As he sat there in the paroxysm of indecision, an elderly couple came by, leading a donkey with heavy packs on its back. “Look,” the old woman said to her husband. “There is a holy man sitting under that tree. Let us give him some water and an orange to eat and ask him for his blessing.”
Though the words were whispered, they came to his ears clearly enough in the singing silence of that lonely place. He was about to raise his voice and protest that there was no part of holiness in him, but the old man immediately assented to his wife’s request and pulled a bright orange from a pannier on the donkey’s back. He then took a waterskin that hung from the saddle and used it to fill a small bronze cup. They came and stood before him and offered him these things, and his desire for the water and for the orange was so great that he made no protest but took the cup, drained it, and then bit eagerly into the orange, the sweet juice seeming to drive all the bitter taste of the road from his tongue.

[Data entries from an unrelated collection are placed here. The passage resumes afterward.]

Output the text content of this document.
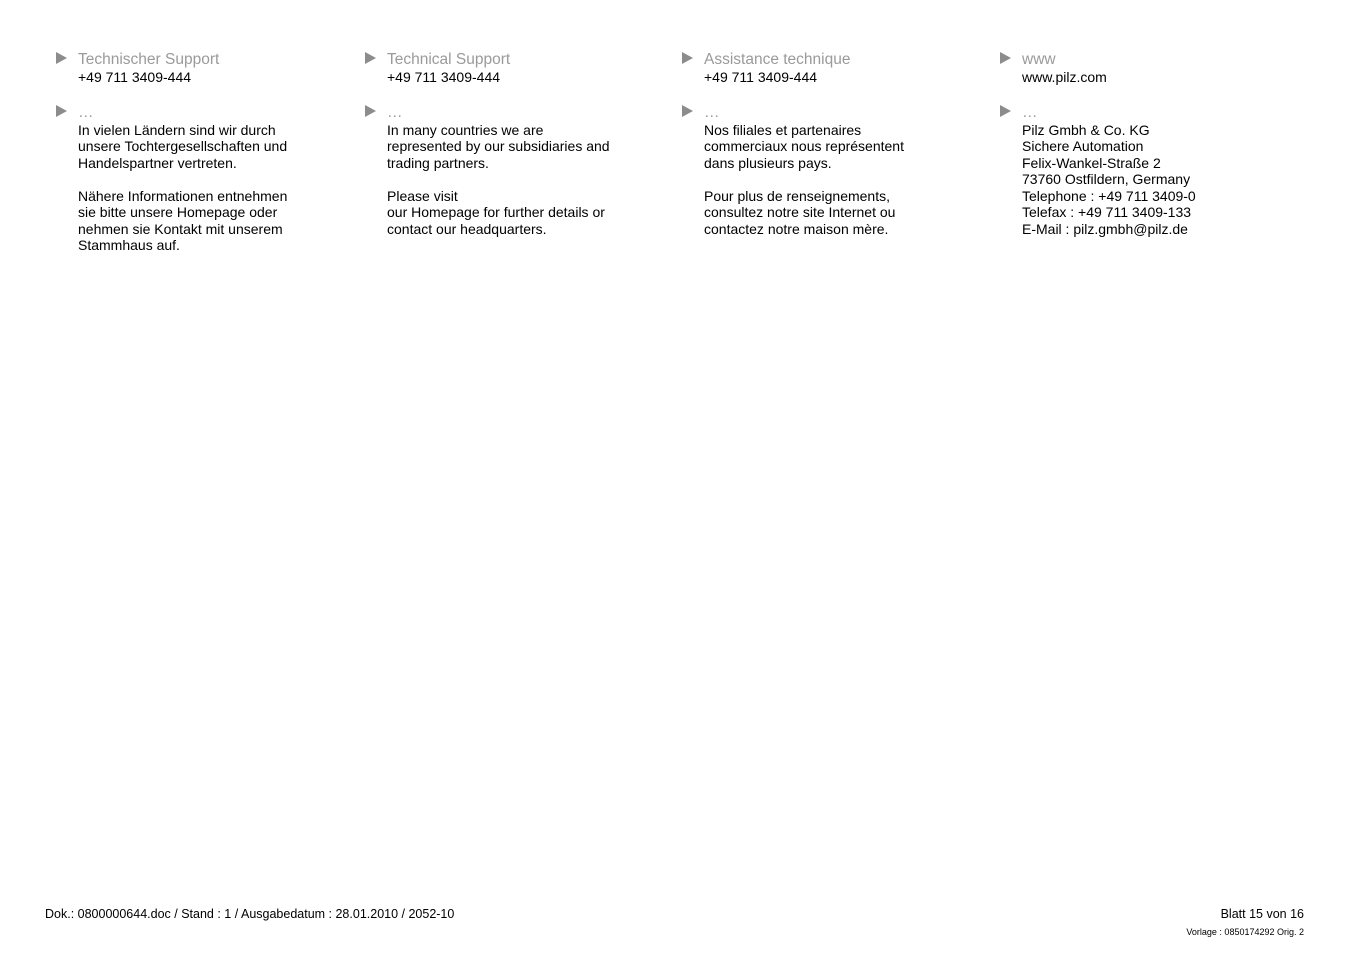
Technischer Support
+49 711 3409-444
…
In vielen Ländern sind wir durch
unsere Tochtergesellschaften und
Handelspartner vertreten.
Nähere Informationen entnehmen
sie bitte unsere Homepage oder
nehmen sie Kontakt mit unserem
Stammhaus auf.
Technical Support
+49 711 3409-444
…
In many countries we are
represented by our subsidiaries and
trading partners.
Please visit
our Homepage for further details or
contact our headquarters.
Assistance technique
+49 711 3409-444
…
Nos filiales et partenaires
commerciaux nous représentent
dans plusieurs pays.
Pour plus de renseignements,
consultez notre site Internet ou
contactez notre maison mère.
www
www.pilz.com
…
Pilz Gmbh & Co. KG
Sichere Automation
Felix-Wankel-Straße 2
73760 Ostfildern, Germany
Telephone : +49 711 3409-0
Telefax : +49 711 3409-133
E-Mail : pilz.gmbh@pilz.de
Dok.: 0800000644.doc / Stand : 1 / Ausgabedatum : 28.01.2010 / 2052-10	Blatt 15 von 16
Vorlage : 0850174292 Orig. 2
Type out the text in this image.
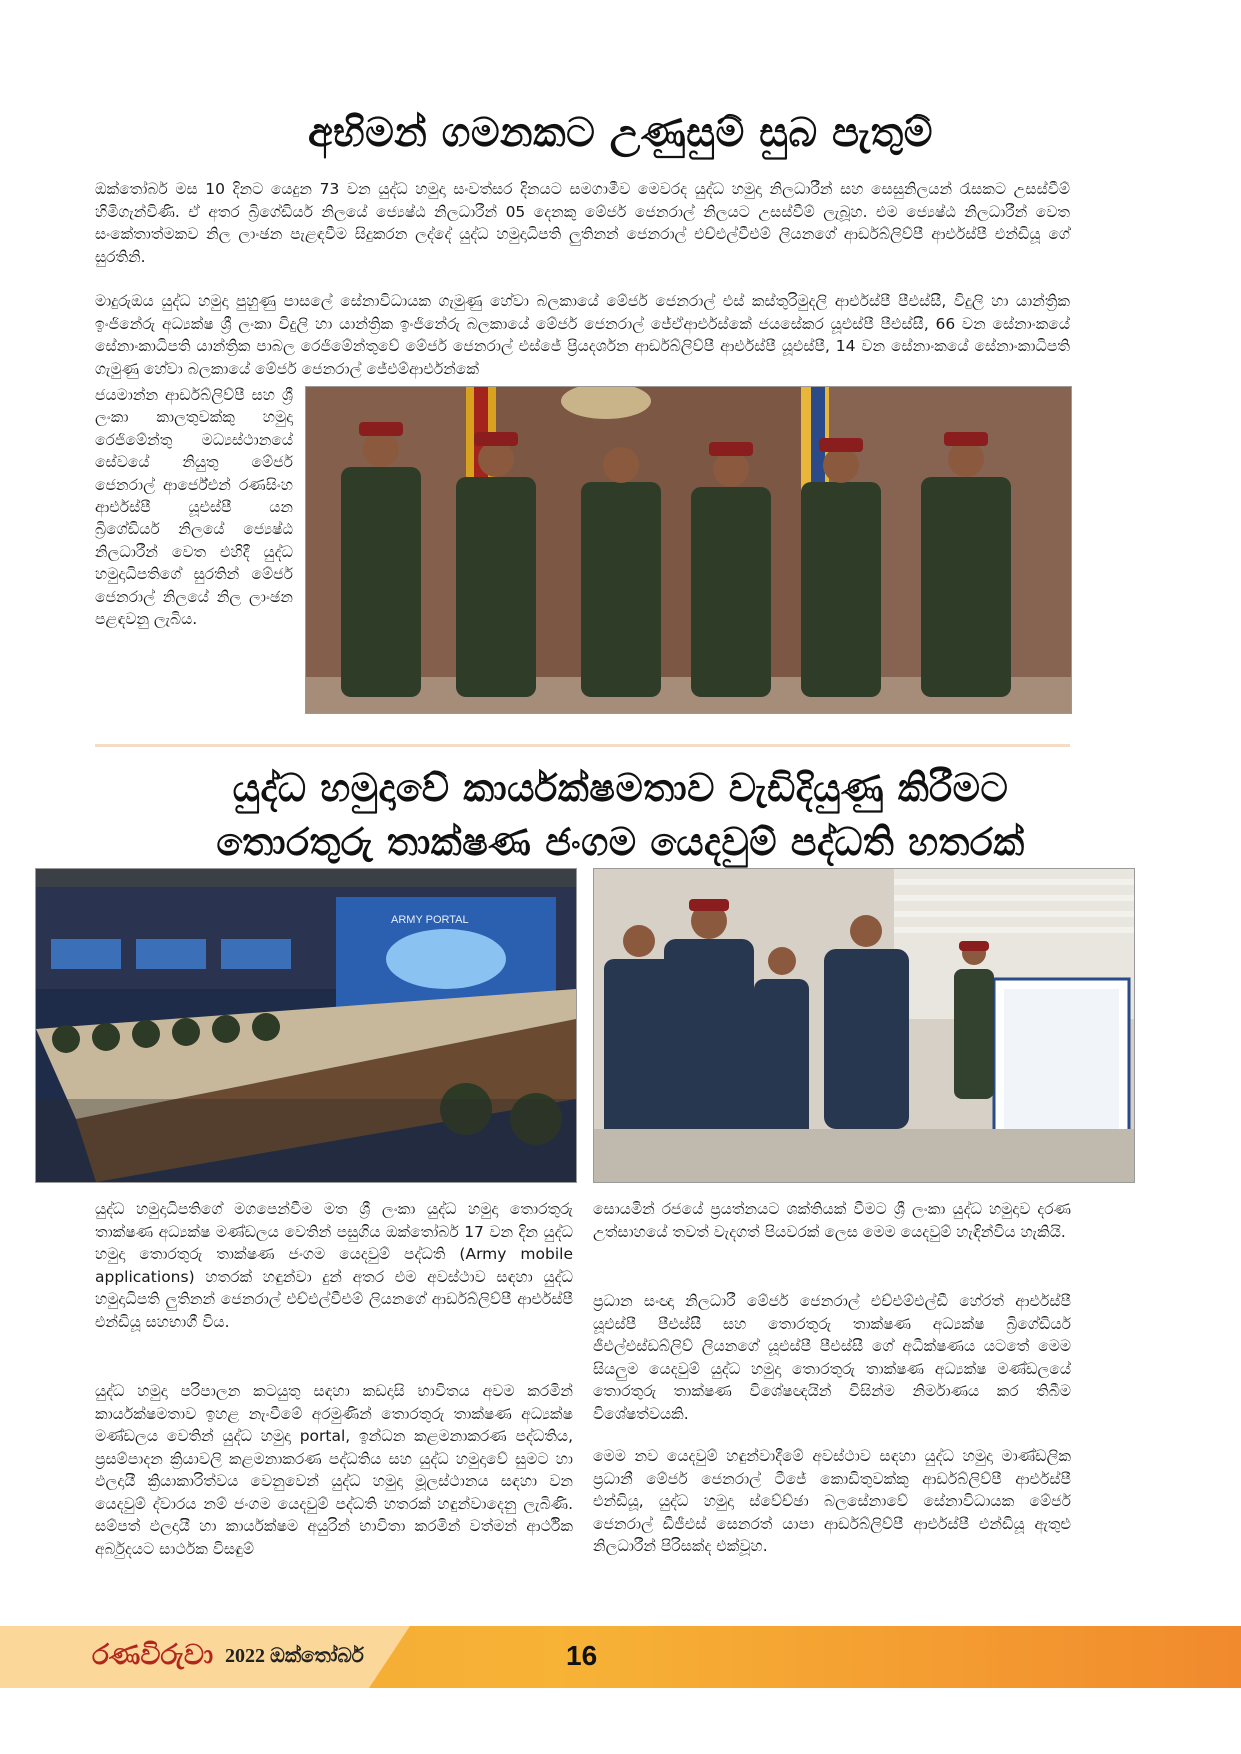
අභිමන් ගමනකට උණුසුම් සුබ පැතුම්

ඔක්තෝබර් මස 10 දිනට යෙදුන 73 වන යුද්ධ හමුදා සංවත්සර දිනයට සමගාමීව මෙවරද යුද්ධ හමුදා නිලධාරීන් සහ සෙසුනිලයන් රැසකට උසස්වීම් හිමිගැන්විණි. ඒ අතර බ්‍රිගේඩියර් නිලයේ ජ්‍යෙෂ්ඨ නිලධාරීන් 05 දෙනකු මේජර් ජෙනරාල් නිලයට උසස්වීම් ලැබූහ. එම ජ්‍යෙෂ්ඨ නිලධාරීන් වෙත සංකේතාත්මකව නිල ලාංඡන පැළඳවීම සිදුකරන ලද්දේ යුද්ධ හමුදාධිපති ලුතිනන් ජෙනරාල් එච්එල්වීඑම් ලියනගේ ආර්ඩබ්ලිව්පී ආර්එස්පී එන්ඩියූ ගේ සුරතිනි.

මාදුරුඔය යුද්ධ හමුදා පුහුණු පාසලේ සේනාවිධායක ගැමුණු හේවා බලකායේ මේජර් ජෙනරාල් එස් කස්තුරිමුදලි ආර්එස්පී පීඑස්සී, විදුලි හා යාන්ත්‍රික ඉංජිනේරු අධ්‍යක්ෂ ශ්‍රී ලංකා විදුලි හා යාන්ත්‍රික ඉංජිනේරු බලකායේ මේජර් ජෙනරාල් ජේඒආර්එස්කේ ජයසේකර යූඑස්පී පීඑස්සී, 66 වන සේනාංකයේ සේනාංකාධිපති යාන්ත්‍රික පාබල රෙජිමේන්තුවේ මේජර් ජෙනරාල් එස්ජේ ප්‍රියදර්ශන ආර්ඩබ්ලිව්පී ආර්එස්පී යූඑස්පී, 14 වන සේනාංකයේ සේනාංකාධිපති ගැමුණු හේවා බලකායේ මේජර් ජෙනරාල් ජේඑම්ආර්එන්කේ

ජයමාන්න ආර්ඩබ්ලිව්පී සහ ශ්‍රී ලංකා කාලතුවක්කු හමුදා රෙජිමේන්තු මධ්‍යස්ථානයේ සේවයේ නියුතු මේජර් ජෙනරාල් ආර්ජේඑන් රණසිංහ ආර්එස්පී යූඑස්පී යන බ්‍රිගේඩියර් නිලයේ ජ්‍යෙෂ්ඨ නිලධාරීන් වෙත එහිදී යුද්ධ හමුදාධිපතිගේ සුරතින් මේජර් ජෙනරාල් නිලයේ නිල ලාංඡන පළඳවනු ලැබිය.

යුද්ධ හමුදාවේ කාර්යක්ෂමතාව වැඩිදියුණු කිරීමට
තොරතුරු තාක්ෂණ ජංගම යෙදවුම් පද්ධති හතරක්
ARMY PORTAL

යුද්ධ හමුදාධිපතිගේ මගපෙන්වීම මත ශ්‍රී ලංකා යුද්ධ හමුදා තොරතුරු තාක්ෂණ අධ්‍යක්ෂ මණ්ඩලය වෙතින් පසුගිය ඔක්තෝබර් 17 වන දින යුද්ධ හමුදා තොරතුරු තාක්ෂණ ජංගම යෙදවුම් පද්ධති (Army mobile applications) හතරක් හඳුන්වා දුන් අතර එම අවස්ථාව සඳහා යුද්ධ හමුදාධිපති ලුතිනන් ජෙනරාල් එච්එල්වීඑම් ලියනගේ ආර්ඩබ්ලිව්පී ආර්එස්පී එන්ඩියූ සහභාගී විය.

යුද්ධ හමුදා පරිපාලන කටයුතු සඳහා කඩදාසි භාවිතය අවම කරමින් කාර්යක්ෂමතාව ඉහළ නැංවීමේ අරමුණින් තොරතුරු තාක්ෂණ අධ්‍යක්ෂ මණ්ඩලය වෙතින් යුද්ධ හමුදා portal, ඉන්ධන කළමනාකරණ පද්ධතිය, ප්‍රසම්පාදන ක්‍රියාවලි කළමනාකරණ පද්ධතිය සහ යුද්ධ හමුදාවේ සුමට හා ඵලදායී ක්‍රියාකාරිත්වය වෙනුවෙන් යුද්ධ හමුදා මූලස්ථානය සඳහා වන යෙදවුම් ද්වාරය නම් ජංගම යෙදවුම් පද්ධති හතරක් හඳුන්වාදෙනු ලැබිණි. සම්පත් ඵලදායී හා කාර්යක්ෂම අයුරින් භාවිතා කරමින් වත්මන් ආර්ථික අර්බුදයට සාර්ථක විසඳුම්

සොයමින් රජයේ ප්‍රයත්නයට ශක්තියක් වීමට ශ්‍රී ලංකා යුද්ධ හමුදාව දරණ උත්සාහයේ තවත් වැදගත් පියවරක් ලෙස මෙම යෙදවුම් හැඳින්විය හැකියි.

ප්‍රධාන සංඥා නිලධාරී මේජර් ජෙනරාල් එච්එම්එල්ඩී හේරත් ආර්එස්පී යූඑස්පී පීඑස්සී සහ තොරතුරු තාක්ෂණ අධ්‍යක්ෂ බ්‍රිගේඩියර් ජීඑල්එස්ඩබ්ලිව් ලියනගේ යූඑස්පී පීඑස්සී ගේ අධීක්ෂණය යටතේ මෙම සියලුම යෙදවුම් යුද්ධ හමුදා තොරතුරු තාක්ෂණ අධ්‍යක්ෂ මණ්ඩලයේ තොරතුරු තාක්ෂණ විශේෂඥයින් විසින්ම නිර්මාණය කර තිබීම විශේෂත්වයකි.

මෙම නව යෙදවුම් හඳුන්වාදීමේ අවස්ථාව සඳහා යුද්ධ හමුදා මාණ්ඩලික ප්‍රධානී මේජර් ජෙනරාල් ටීජේ කොඩිතුවක්කු ආර්ඩබ්ලිව්පී ආර්එස්පී එන්ඩියූ, යුද්ධ හමුදා ස්වේච්ඡා බලසේනාවේ සේනාවිධායක මේජර් ජෙනරාල් ඩීජීඑස් සෙනරත් යාපා ආර්ඩබ්ලිව්පී ආර්එස්පී එන්ඩියූ ඇතුළු නිලධාරීන් පිරිසක්ද එක්වූහ.

රණවිරුවා 2022 ඔක්තෝබර්	16
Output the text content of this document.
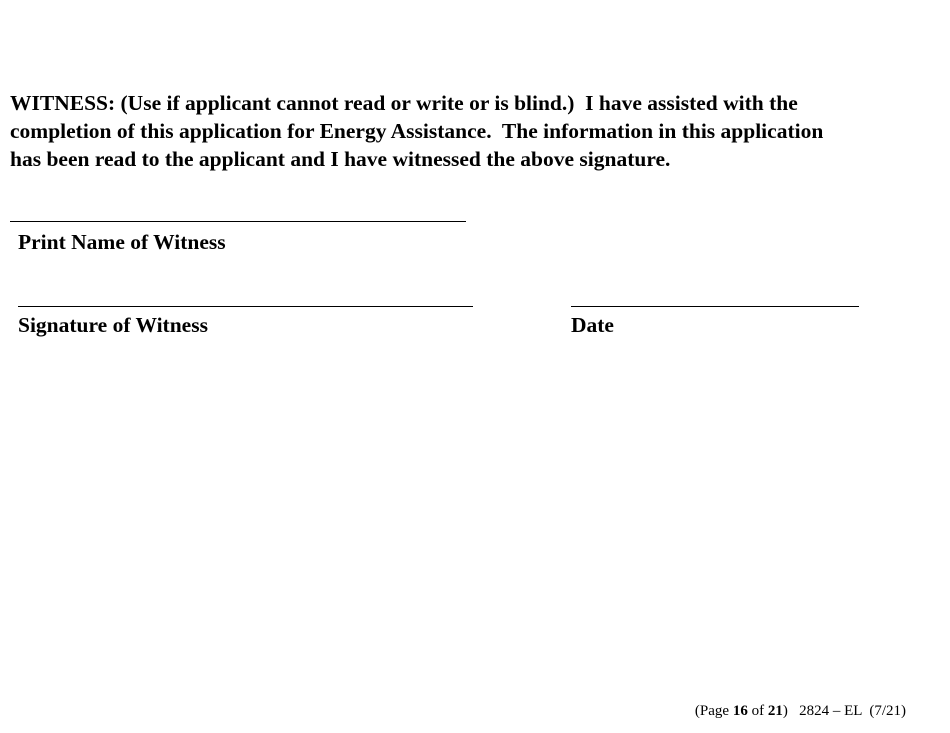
WITNESS: (Use if applicant cannot read or write or is blind.)  I have assisted with the
completion of this application for Energy Assistance.  The information in this application
has been read to the applicant and I have witnessed the above signature.
Print Name of Witness
Signature of Witness	Date
(Page 16 of 21)   2824 – EL  (7/21)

“Give us your blessing, Father,” the old woman asked, she and her husband bowing their heads before him. He wished to say to them, “I am no monk. I am a fraud, and I have tricked you into bestowing a charity on me to which I have no right.” He put his head down to avoid their eyes, but they asked him again, more ardently than before. He wanted to say to them, “I am no priest but a soldier and a roue. I have the blood of men and the virtue of maidens on my head.” He looked up at them. It was more than he could do to abuse their simplicity with these words. Instead, he raised his hand over each of them in turn, made the sign of the cross, and pronounced a blessing over them, in the name of the Father, Son, and Holy Ghost. A fraud! A fraud! As mendacious a pilgrim as any in Christendom! Oh, the world was too full of mad, bad monkish frauds!
They left him then and resumed their journey. He watched them until they were out of sight, for he did not want them to see which path he chose. He knew very well that they would not know the significance of his taking one direction or the other, and yet somehow he could not bear to choose until they were gone from his sight.
Once they had turned the corner, leaving the road empty in every direction, he stepped out of the shade of the tree onto the dusty, stony road, took a deep breath, and turned to the left, taking the road towards his uncle’s villa.